- Genre: Documentary
- Presented by: Steve Schirripa
- Country of origin: Canada
- Original language: English
- No. of seasons: 2
- No. of episodes: 12

Production
- Running time: 60 minutes (with commercials)
- Production companies: Cineflix (NP), Inc.

Original release
- Network: Investigation Discovery; Canal D (French)
- Release: March 9, 2011 – April 20, 2012

= Nothing Personal (TV series) =

Canadian TV documentary series (2011–2012)

Nothing Personal was a television documentary series that presents stories of contract killings. Hosted by actor Steve Schirripa, it aired on Investigation Discovery in the United States, Canada and the United Kingdom. The show is a crime docudrama series that recounts true stories of contract killings. Each episode features a real-life story of a "contract" murder. It explains who was involved, how the crime was committed and the background of the killing.
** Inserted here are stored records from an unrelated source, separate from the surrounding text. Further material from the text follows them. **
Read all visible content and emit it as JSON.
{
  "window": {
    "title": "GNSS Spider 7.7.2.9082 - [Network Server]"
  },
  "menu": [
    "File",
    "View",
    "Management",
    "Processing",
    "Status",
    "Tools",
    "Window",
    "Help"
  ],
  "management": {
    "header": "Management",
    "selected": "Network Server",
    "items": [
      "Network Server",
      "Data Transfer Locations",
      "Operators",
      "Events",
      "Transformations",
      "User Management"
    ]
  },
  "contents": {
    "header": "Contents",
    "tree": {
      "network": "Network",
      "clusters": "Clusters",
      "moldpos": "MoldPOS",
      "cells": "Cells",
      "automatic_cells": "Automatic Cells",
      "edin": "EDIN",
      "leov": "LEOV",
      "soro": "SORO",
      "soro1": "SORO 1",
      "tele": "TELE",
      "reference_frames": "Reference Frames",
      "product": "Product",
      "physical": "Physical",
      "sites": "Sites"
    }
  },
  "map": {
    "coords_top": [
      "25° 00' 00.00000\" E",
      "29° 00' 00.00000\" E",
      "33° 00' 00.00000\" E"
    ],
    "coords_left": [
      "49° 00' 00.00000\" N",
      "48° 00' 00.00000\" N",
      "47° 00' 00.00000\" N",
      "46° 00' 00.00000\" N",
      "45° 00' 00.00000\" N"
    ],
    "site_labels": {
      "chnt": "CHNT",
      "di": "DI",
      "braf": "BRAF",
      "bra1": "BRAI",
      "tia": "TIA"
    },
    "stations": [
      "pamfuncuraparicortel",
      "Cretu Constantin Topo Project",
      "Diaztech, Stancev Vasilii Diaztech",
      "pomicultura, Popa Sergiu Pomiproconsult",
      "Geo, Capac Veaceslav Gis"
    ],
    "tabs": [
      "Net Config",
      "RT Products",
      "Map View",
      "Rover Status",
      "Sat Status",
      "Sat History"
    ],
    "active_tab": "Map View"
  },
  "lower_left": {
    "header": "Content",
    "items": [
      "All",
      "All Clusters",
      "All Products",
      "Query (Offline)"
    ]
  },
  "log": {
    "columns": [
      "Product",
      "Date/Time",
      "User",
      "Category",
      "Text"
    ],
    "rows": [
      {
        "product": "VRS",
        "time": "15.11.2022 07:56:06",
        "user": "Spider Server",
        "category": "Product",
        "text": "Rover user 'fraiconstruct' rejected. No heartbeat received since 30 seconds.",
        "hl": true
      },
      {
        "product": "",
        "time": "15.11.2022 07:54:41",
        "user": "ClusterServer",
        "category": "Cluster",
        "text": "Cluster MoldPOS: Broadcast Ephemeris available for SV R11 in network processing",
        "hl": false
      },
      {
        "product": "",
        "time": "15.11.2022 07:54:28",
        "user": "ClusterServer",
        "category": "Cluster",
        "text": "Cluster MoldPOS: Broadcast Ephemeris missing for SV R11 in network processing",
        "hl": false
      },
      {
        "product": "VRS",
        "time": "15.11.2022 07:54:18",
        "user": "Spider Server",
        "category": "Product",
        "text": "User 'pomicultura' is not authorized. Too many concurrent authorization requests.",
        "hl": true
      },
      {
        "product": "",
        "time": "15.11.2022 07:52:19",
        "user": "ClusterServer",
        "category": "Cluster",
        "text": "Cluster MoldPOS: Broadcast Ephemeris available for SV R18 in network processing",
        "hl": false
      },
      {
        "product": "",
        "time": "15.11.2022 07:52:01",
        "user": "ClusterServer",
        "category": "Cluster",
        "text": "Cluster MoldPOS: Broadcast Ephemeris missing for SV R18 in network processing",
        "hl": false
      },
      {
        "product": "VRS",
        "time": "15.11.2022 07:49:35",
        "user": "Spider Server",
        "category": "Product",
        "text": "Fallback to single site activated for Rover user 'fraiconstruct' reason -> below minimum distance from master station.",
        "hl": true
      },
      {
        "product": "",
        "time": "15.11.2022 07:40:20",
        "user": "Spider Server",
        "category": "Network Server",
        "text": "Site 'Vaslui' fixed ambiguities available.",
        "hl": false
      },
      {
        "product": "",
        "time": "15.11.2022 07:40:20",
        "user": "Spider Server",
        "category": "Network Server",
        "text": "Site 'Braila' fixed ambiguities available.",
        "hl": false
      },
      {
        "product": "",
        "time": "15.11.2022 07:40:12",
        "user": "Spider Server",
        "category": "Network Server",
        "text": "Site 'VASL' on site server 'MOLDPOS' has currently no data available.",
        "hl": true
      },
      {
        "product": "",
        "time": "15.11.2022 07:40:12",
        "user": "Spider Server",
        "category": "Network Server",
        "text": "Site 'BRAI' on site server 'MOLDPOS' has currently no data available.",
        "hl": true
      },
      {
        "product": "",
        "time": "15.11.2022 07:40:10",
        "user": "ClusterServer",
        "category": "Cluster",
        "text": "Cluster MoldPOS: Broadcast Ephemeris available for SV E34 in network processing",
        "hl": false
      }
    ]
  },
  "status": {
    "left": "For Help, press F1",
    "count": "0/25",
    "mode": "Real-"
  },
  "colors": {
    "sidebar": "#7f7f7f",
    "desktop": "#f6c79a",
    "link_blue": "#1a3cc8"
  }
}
Nothing Personal has featured episodes about killings with a variety of motives including business disputes, fraud, greed, love and vengeance.
==Episodic information==

===Season 1===
- Episode 1: The Green Widow - Mary Ellen Samuels beguiles her daughter's fiancé to kill her cinematographer husband, Bob Samuels, then hires a hitman to silence her husband's guilt-stricken killer.
- Episode 2: Popping Champagne - The May 1983 murder of a Colombo crime family member, Larry 'Champagne' Carrozza, by Colombo hitman Salvatore Miciotta.
- Episode 3: Roadside Betrayal - A beloved doctor, Gulam Moonda, is gunned down on the side of an Ohio highway in front of his wife and mother-in-law.
- Episode 4: Blood Ties - enraged by their father's attempt to undermine their family business, two brothers hire hitmen to murder their father and mother on Yom Kippur.
- Episode 5: Young Guns - Rosalio 'Bart' Reta describes his life as a teenaged hitman for the Mexican Los Zetas Cartel.
- Episode 6: Deadly Divorce - Sheila Bellush, a mother of six, is shot dead in a murder-for-hire scheme set in motion by her ex-husband, Allen Blackthorne.

===Season 2===
- Episode 1: Femme Fatale, A former escort who enjoys the high life, Dalia Dippolito hatches a deadly scheme to have her own husband murdered.
- Episode 2: Married To A Rockstar - Todd Garton (played by actor and stuntman Craig Snoyer) an expert manipulator with a vicious streak hatches a sinister plot to murder his wife, Carole Garton.
- Episode 3: Money Shot - Gangster brothers 'Fat' Tony and Joe 'the Whale' Peraino bankroll the classic porn movie Deep Throat. When Joe tries to withhold some of the movie's profits from his brother and the Mafia's Colombo crime family, Tony arranges a contract on his own brother and nephew.
- Episode 4: Turnabout Is Fair Play - Michael Kuhnhausen, a Vietnam vet who can't handle rejection decides to have his estranged wife killed before she can divorce him, but the hitman hired to kill her is the one who ends up dead.
- Episode 5: Beefcake's Revenge - Laurence Austin, the owner of Hollywood's only silent movie theater, becomes worth more dead than alive.
- Episode 6: Voodoo Sex Cult - Mark Foster is the leader of his own voodoo sex cult.